Setting up storage in ESXi - Need Recommendations

marley1

Supreme [H]ardness
Joined
Jul 18, 2000
Messages
5,447
I finally had some downtime to mess around with a demo server we have:
Dell R900 - 32GB, 2 x 300GB SAS, 3 x 450GB SAS, 2 x Quad Core 2.4 Xeon

Right now we have two array, 2 300GB in Raid 1, 3 450GB in Raid 5.

What I want to know is the best practice for setting up the storage.

In ESXi, I loaded the VM OS on Storage Array - VM_OS which is the Raid 1 300GB
In ESXi, I have another Storage Array, VM_Data with 837GB the Raid 5

I want to know if I was setting up this from scratch, what do I want to do.

Do I want a Raid 1 and Raid 5? Should I make a smaller partition for the VM ESXi? Where should I be creating the Disks for the OS? Plan to have a SBS 2008 and a BES server.
 
With it being a demo/test system, I would do this:

1. Load ESXi on the 300gb RAID 1 container and use the rest of the storage for VMFS3 storage. You can store disk images/ISOs in that datastore along with slower low-usage VMs.
2. Use the RAID 5 storage array for VMFS3 and raw storage for your faster high-use VMs. You can also test different cluster scenarios and other scenarios where raw disk mappings would come in handy.

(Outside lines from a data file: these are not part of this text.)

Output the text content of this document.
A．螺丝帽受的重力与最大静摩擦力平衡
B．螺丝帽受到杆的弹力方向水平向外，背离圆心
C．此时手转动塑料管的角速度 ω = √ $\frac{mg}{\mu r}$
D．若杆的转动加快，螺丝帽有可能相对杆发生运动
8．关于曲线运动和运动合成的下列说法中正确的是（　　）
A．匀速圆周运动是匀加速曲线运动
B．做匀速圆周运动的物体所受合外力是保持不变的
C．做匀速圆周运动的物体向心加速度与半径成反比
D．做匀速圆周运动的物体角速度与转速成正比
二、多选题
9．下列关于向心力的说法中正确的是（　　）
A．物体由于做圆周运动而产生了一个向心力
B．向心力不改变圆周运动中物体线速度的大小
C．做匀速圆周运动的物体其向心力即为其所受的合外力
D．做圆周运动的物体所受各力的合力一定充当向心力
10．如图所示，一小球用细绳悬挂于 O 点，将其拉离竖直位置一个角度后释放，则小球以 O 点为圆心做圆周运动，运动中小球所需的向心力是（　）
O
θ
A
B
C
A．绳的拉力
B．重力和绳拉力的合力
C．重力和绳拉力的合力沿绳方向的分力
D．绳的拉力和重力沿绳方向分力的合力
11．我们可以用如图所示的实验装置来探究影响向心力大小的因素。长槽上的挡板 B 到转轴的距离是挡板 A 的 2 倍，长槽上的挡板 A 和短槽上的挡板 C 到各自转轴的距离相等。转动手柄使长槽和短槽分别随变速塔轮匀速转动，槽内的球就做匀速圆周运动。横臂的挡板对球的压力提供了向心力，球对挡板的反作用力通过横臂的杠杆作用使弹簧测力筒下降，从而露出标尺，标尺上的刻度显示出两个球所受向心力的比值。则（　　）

Possibilities are endless I guess. Let's see what others say.
 
well we may make it our production server.

But I see what you mean.
 
I'm hoping more folks will respond because I have a Dell PowerEdge 2950 that I have ESXi 4.0 on that is going to be our new test/dev environment. I'm waiting for my 32gb of ram to come in for it, and I may be obtaining an EMC CX300 and Brocade 200e switches next week that is being decommissioned. 1tb internal raid 5 storage, and 1.8tb SAN storage that i'm not sure how I want to use yet.
 
OP:

I would recommend smaller drives to install ESX onto, but whatever. Using what you have, I would do the following:

RAID-1 2x 300GB drives - ESX install. I would not recommend using the VMFS3 volume (would actually recommend deleting it) on these disks. If you need to reload ESX host OS, you don't want to lose VMs because they reside on this array
RAID-5 3x300GB - VMFS3 datastore for VMs

FibreChanMan:

Put the internal disks to use elsewhere. Boot from SAN and create a VMFS3 LUN on SAN, as well. If you can get away from using internal disk at all, do it. If you have to have internal disk to boot the hosts, fine, but even 36GB disks in a RAID-1, 5, or 10 are sufficient. ESX4 installer only wants 10GB total to install to. Using internal disks to house a VMFS3 volume is not a good idea.

It ties the VMs running on it to that host (no VMotion) because the disk is a local resource. Additionally, if the internal disk sustains a failure, or the host goes down, the VM is not available to be migrated to another host machine, or could be lost (if there's a RAID failure that makes the array unusable).

With ESX, ESXi - as a general rule, do not make, use or create internal disk based VMFS3 stores. If you do create them, use them as ISO repositories, not for production data. Do not run VMs on them.

One of the reasons virtualization is so popular is because it frees servers and applications from the hardware that they run on. Creating internal disk VMFS3 volumes and running VMs on it negates that concept.

As far as SAN disk, and how to chop it up, my personal preference is for 500GB VMFS3 volumes, adding more as I need them, and spreading that LUN across as many spindles as I can afford to give it, for production machines (or ones that I want to be fast). For dev machines, running on a VMFS3 that sits on a 3 disk RAID-5 is fine. ISO repositories - who cares. Keep in mind I am referring to 15k FC disks here, not SATA. Hopefully you're not forced to work with SATA for anything other than ISO storage.